Washington (AFP)

U.S. Scientists Develop Sticky Wallcovering That Reuses Ingredients Used In Making Conditioners To Capture Airborne Droplets, And Hope It Can Help Fight Covid-19 or Others airborne diseases, they said on Wednesday.

The substance can be applied to surfaces such as plexiglass partitions to capture droplets projected when someone speaks or breathes, and prevent them from remaining in the air.

"Droplets collide with interior surfaces all the time," said Jiaxing Huang, professor at Northwestern University and lead author of an article on the subject published Wednesday in the journal Chem.

“Right now, plexiglass partitions are deflection devices; they deflect droplets.

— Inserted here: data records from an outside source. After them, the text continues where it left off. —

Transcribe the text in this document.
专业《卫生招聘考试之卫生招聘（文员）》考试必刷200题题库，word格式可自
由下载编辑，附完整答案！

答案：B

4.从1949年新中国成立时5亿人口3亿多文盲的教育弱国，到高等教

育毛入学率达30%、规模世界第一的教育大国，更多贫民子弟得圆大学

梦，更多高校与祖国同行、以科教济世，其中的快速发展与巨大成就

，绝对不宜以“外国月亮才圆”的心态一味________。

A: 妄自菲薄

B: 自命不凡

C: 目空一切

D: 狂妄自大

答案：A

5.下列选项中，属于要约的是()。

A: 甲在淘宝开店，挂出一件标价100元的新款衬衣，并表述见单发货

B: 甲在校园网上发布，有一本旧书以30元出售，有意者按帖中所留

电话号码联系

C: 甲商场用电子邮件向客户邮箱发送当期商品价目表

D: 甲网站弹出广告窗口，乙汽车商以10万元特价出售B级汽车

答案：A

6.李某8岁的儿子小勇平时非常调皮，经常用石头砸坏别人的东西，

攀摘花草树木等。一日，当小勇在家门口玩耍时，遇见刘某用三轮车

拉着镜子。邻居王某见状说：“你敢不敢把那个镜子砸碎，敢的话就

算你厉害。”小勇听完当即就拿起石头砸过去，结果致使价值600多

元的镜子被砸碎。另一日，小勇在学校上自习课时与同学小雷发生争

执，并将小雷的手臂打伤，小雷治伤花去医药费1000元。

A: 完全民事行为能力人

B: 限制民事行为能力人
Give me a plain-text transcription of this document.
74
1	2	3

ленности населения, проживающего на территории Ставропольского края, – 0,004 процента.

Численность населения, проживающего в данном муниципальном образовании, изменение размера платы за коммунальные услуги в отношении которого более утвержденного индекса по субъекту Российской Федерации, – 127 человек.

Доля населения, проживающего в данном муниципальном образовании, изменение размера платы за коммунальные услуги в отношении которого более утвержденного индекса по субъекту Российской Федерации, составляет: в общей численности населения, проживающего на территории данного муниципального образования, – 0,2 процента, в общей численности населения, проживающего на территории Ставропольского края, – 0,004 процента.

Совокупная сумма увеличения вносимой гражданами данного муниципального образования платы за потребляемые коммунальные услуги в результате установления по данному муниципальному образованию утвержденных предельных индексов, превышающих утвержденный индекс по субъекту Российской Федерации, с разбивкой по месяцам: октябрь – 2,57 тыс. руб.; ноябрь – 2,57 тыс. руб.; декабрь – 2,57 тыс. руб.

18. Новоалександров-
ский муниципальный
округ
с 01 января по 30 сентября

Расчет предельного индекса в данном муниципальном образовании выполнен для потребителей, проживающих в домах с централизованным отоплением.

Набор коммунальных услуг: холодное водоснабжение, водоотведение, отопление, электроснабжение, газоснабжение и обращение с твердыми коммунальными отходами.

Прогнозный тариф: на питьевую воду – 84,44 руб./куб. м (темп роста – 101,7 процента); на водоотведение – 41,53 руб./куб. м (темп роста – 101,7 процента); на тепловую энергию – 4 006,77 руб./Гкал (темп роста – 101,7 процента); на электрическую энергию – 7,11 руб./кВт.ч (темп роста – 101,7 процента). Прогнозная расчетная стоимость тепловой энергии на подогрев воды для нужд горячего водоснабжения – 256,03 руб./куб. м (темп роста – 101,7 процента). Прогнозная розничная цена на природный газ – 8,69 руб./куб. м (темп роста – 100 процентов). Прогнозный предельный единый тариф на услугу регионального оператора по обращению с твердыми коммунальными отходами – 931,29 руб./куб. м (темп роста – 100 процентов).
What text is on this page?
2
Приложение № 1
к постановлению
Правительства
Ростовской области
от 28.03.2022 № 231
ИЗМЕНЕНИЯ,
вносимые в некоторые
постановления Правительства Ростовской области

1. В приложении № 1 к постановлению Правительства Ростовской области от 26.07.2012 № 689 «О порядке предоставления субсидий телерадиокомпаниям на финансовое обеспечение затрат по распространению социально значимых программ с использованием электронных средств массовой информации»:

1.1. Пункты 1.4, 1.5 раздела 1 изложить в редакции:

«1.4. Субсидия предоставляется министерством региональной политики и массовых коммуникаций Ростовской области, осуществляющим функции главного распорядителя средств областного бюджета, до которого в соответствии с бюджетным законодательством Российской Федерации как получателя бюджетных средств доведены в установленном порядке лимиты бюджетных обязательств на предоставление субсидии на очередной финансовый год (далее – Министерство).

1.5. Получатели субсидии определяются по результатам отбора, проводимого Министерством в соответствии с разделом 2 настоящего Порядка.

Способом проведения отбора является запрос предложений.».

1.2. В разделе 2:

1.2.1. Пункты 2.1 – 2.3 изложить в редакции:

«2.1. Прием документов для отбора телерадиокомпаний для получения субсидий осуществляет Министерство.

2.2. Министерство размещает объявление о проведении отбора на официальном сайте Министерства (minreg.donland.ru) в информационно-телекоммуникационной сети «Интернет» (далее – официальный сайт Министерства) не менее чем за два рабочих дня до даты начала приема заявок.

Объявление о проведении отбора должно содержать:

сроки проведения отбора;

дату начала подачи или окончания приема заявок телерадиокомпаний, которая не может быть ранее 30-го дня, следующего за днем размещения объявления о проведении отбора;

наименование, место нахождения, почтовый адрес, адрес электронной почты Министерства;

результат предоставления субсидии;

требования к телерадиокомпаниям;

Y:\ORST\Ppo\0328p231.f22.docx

If a surface could actually trap droplets, then every droplet removed from indoor air would be a successful removal of a potential source of transmission."

Covid-19 is transmitted primarily by air, including droplets and aerosols emitted when an infected person speaks, sneezes or breathes.

The main way to remove them from the air is to open the windows and use devices with high air filtration, which capture fine particles and renew the air at a high rate.

To enhance protection, Jiaxing Huang and colleagues came up with the idea of ​​using PAAm-DDA, a polymer commonly used in hair products and other cosmetics to retain moisture, as the main ingredient in their coating.

They applied the substance using a brush to various surfaces and performed tests to compare coated and uncoated surfaces.

One plexiglass partition coated with the product captured almost all of the micro-droplets in the air, and 80% of the large droplets, compared to one that was uncoated.

The coating did not visibly soil after use and, according to the scientists, did not require more frequent cleaning.

Once saturated, the substance should be washed off with water, and then reapplied.

Since it can be applied to various surfaces including concrete, metal or fabrics, Huang considers that it could be used on walls or curtains.

Before its use is authorized, further research is needed to confirm the usefulness of the coating.

“The current pandemic could end before this concept is implemented,” Huang said.